If the Phrygians can seem obscure, the same could also be said of the Hittites who ruled over large chunks of Anatolia and the Middle East some 3,500 years ago. Very little was known about them until 1834 when the French traveler Charles Texier stumbled upon the remains of Hattuşa, the capital first of the even more mysterious Hatti people and then of the Hittites. Today those ruins form one of Turkey`s 10 UNESCO-recognized world heritage sites along with the associated ruins at Yazılıkaya (not to be confused with the one near Afyon) and Alacahöyük. Until recently there were only slight ruins at Hattuşa, close to the small village of Boğazkale, but parts of the wall have now been rebuilt to give visitors a better idea of what the city might have looked like in its heyday. Yazılıkaya, where visitors can inspect a line-up of Hittite deities carved into the rock, is within walking distance of Hattuşa. To get to Alacahöyük requires private transport or a taxi. And if the Hittites have wormed their way under your skin then there are other striking remains to be discovered in the Karatepe-Aslantaş National Park near Osmaniye, and at Yesemek near Gaziantep.

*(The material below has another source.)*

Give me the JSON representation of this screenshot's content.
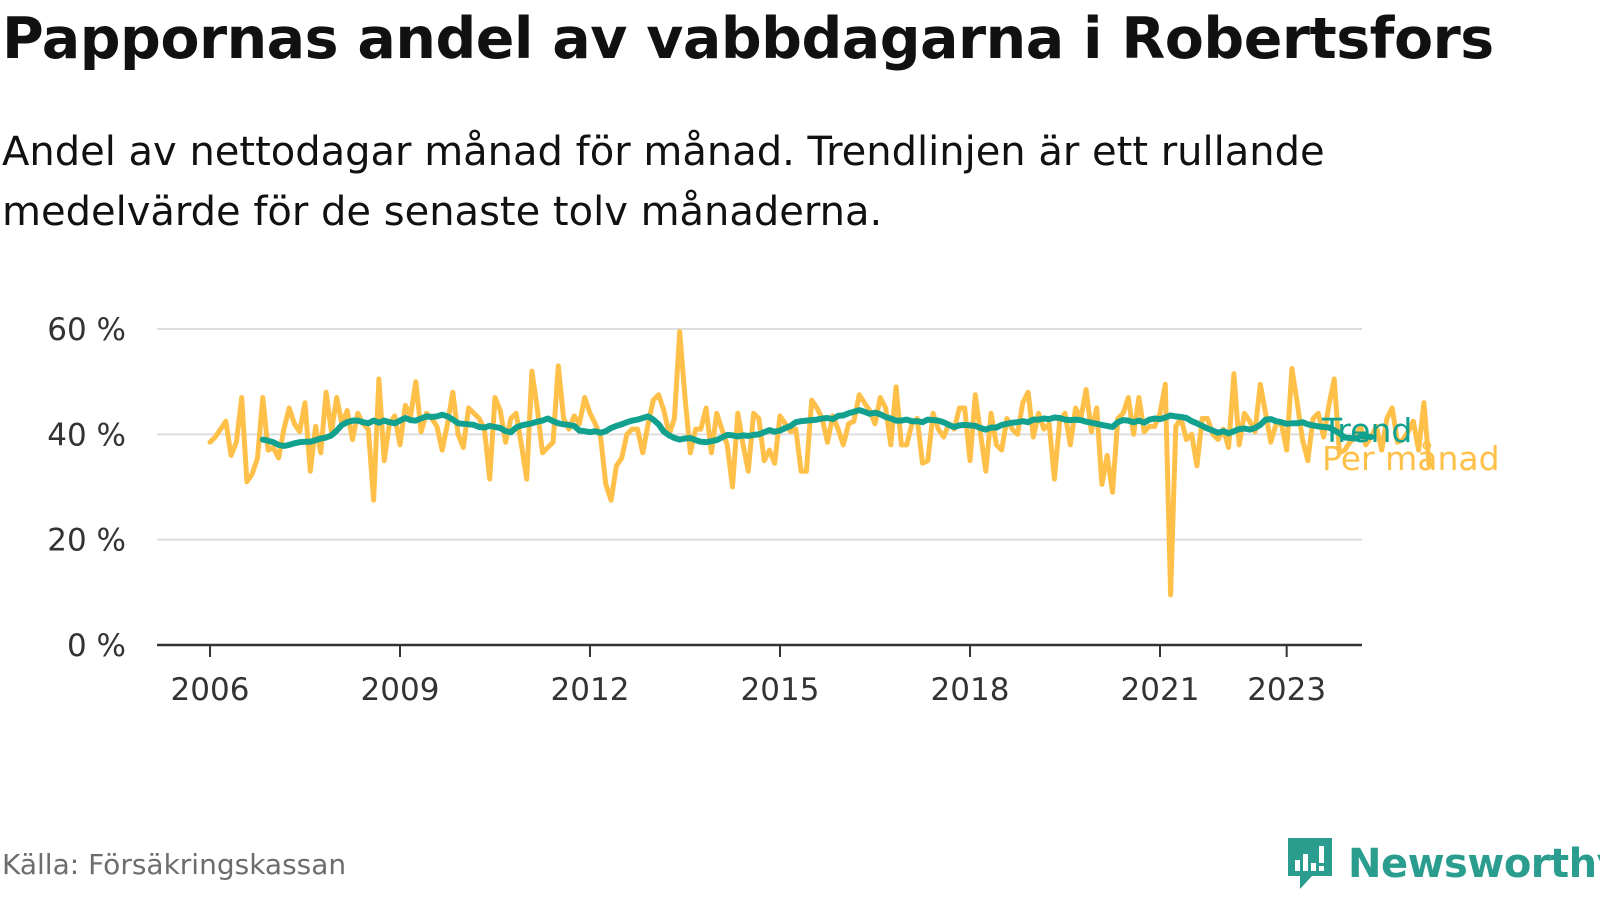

The ruins of Dara lie forgotten in the countryside east of Mardin, visited by very few people despite the fact that the quarry from which its stones were cut is eerily lovely, especially in spring, while the yawning cisterns where water was stored make a staggering sight. It was here that the Emperor Justinian`s great military leader Belisarius successfully battled the Persians in 530 AD, reason enough on its own to justify the detour.

Van Castle

Way over on the far eastern side of Turkey it was the Urartians who ruled the roost from the 13th to seventh century BC, and their most imposing memorial is the castle that bestrides a huge rock on the western side of Van. Come here to inspect extraordinary cuneiform inscriptions cut into the rock, then head straight for Van Museum to eye up some of the gorgeous gold artifacts dating back to Urartian days.